In just one year under Jindal’s tenure (2011-2012), the Kailas-owned Lago Construction firm got more than $1.5 million of taxpayer money through state contracts—contracts which, thanks to the hard work of WWL’s investigative team and David Hammer, we now know were variously improper and fraudulent. On dates they charged taxpayers for long days of public service work, Lago employees were instead laboring on the Kailas family’s multi-million dollar Bayou St. John mansion. You won’t find them there now, alas. In 2016, they sold that property to Metro Disposal CEO Jimmie Woods for ten dollars.
Woods immediately put the Kailas house to use as a venue for political fundraising events. This one was for JP Morrell who was considering a run for mayor at the time.  Look at all the folks who showed up.

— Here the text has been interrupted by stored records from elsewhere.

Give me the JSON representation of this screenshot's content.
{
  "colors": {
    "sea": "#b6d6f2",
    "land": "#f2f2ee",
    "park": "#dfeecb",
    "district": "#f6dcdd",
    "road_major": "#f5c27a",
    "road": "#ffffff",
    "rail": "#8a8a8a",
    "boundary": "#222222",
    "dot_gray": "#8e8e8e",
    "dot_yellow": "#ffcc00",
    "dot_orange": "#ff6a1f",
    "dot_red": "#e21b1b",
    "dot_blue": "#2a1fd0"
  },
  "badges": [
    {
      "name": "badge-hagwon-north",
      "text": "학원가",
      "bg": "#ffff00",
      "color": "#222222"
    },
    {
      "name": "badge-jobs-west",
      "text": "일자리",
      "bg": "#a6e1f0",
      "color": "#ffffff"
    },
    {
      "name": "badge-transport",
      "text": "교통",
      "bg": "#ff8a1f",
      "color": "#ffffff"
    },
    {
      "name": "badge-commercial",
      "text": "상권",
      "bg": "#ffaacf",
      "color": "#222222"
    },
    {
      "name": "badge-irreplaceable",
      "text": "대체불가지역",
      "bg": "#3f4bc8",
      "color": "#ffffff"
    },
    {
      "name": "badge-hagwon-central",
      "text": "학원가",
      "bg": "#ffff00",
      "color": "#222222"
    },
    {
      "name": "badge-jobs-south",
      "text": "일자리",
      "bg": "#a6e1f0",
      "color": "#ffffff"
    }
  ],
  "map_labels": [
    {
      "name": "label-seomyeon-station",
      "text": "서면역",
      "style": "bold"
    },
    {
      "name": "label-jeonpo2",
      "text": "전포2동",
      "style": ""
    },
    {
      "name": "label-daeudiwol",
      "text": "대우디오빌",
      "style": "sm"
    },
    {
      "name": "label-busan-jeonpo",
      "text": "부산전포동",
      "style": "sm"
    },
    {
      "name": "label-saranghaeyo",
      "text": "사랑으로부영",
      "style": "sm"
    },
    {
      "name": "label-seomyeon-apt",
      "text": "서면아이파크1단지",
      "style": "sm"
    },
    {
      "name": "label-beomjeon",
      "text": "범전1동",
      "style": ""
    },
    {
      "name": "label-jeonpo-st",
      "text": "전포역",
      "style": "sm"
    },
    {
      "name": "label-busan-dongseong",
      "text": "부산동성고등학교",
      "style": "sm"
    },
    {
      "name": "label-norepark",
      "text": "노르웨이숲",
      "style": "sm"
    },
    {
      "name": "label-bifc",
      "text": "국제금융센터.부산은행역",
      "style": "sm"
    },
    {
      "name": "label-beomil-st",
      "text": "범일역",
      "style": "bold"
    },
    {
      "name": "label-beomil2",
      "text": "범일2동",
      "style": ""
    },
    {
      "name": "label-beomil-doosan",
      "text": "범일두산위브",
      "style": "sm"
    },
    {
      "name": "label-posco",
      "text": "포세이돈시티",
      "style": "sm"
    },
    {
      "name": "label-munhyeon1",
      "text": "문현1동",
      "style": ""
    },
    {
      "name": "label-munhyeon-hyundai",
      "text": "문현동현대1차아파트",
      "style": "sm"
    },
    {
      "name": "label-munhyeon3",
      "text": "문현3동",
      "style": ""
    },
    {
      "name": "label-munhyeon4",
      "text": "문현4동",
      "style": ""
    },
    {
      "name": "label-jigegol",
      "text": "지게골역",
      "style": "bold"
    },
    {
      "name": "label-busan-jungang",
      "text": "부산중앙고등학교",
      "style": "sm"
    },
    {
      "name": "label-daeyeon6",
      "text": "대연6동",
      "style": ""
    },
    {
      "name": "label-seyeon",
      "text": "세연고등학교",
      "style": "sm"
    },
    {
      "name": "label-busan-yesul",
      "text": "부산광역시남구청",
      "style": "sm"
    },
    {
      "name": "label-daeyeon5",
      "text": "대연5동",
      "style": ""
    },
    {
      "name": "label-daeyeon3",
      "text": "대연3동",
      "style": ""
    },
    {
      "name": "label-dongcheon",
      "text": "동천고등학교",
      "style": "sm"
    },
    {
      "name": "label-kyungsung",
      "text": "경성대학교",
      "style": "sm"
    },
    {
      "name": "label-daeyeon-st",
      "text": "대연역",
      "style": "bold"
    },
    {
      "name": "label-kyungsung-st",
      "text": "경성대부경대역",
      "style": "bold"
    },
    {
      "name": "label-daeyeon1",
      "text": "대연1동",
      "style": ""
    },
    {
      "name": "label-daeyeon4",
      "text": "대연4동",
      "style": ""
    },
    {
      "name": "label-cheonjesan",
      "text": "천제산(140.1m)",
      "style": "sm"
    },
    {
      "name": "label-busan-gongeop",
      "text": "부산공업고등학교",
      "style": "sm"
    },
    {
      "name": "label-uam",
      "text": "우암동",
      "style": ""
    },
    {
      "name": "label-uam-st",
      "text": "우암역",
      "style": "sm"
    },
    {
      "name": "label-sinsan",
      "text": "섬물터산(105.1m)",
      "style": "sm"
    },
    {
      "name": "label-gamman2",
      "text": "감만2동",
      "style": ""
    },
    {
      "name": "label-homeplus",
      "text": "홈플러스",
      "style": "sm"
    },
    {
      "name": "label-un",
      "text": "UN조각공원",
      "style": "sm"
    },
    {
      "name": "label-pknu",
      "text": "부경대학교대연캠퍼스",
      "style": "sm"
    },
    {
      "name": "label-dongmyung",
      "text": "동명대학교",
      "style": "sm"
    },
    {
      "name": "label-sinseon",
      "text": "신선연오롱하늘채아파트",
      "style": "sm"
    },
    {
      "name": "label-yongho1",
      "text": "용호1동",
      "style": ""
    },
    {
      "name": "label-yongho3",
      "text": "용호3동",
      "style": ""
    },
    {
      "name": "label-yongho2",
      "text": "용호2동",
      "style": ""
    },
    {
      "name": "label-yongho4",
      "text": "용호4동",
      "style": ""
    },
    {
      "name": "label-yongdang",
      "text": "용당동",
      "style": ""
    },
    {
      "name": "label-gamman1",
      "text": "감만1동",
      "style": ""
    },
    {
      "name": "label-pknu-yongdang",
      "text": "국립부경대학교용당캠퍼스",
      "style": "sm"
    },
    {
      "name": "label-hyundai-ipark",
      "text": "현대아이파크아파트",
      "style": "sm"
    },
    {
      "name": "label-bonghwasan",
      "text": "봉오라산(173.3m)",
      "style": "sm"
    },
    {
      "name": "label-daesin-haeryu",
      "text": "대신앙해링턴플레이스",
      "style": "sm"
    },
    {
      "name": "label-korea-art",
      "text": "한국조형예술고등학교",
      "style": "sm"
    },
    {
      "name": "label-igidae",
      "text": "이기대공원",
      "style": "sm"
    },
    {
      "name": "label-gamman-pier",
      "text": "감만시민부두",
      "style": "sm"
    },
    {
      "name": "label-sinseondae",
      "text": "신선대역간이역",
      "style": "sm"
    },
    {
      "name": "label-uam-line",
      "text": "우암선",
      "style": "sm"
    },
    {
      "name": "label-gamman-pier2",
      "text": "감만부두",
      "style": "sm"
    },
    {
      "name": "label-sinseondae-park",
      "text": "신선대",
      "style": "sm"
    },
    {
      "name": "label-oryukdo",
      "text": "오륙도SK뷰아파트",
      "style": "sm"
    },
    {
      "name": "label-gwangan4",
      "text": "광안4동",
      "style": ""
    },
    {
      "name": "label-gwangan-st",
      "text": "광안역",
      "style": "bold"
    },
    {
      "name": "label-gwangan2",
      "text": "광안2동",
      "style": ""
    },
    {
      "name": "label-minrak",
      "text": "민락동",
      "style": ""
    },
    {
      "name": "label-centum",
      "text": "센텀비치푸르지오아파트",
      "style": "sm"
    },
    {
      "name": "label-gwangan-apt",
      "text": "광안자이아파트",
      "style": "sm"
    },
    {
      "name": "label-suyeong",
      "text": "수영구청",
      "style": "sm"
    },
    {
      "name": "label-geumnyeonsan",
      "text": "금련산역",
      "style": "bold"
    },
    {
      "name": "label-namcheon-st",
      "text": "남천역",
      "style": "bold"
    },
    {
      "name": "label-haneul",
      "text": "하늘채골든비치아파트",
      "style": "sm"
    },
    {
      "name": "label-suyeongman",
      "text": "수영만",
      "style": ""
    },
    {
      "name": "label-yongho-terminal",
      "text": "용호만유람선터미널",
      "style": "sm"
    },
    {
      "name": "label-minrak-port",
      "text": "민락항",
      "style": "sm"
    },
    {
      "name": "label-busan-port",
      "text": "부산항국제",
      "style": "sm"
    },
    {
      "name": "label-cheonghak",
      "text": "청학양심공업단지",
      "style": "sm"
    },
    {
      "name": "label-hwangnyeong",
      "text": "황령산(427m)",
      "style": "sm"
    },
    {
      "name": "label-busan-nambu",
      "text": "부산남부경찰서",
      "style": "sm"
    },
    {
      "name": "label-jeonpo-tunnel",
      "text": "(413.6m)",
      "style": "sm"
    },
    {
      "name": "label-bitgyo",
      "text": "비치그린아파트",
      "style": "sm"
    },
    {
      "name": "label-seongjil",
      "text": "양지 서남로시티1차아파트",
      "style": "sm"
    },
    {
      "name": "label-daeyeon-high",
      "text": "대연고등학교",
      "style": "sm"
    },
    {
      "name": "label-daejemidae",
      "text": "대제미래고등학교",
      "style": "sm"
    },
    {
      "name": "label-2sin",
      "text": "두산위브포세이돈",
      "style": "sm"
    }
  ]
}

In addition to Gov. Edwards, the $250-per-person fundraiser at businessman Jimmie Woods’ home on the bank of Bayou St. John drew a host of other Democratic officials — U.S. Rep. Cedric Richmond and Public Service Commissioner Foster Campbell, who is running for U.S. Senate, as well as City Councilman Jared Brossett and current and former members of Mayor Mitch Landrieu’s administration. The packed event suggested an unusually strong coalition around a term-limited state senator, and Morrell acknowledged there is widespread speculation around who will run in New Orleans’ upcoming mayoral race.
Not long after that Woods hosted a similar event for Karen Carter-Peterson.  She didn't run for mayor either. But that's not the point here so much as it is that, politically speaking, New Orleans is a small town where the money does seem to go around and around in a very tight circle. You can get a pretty good glimpse of it behind just about any building you knock over.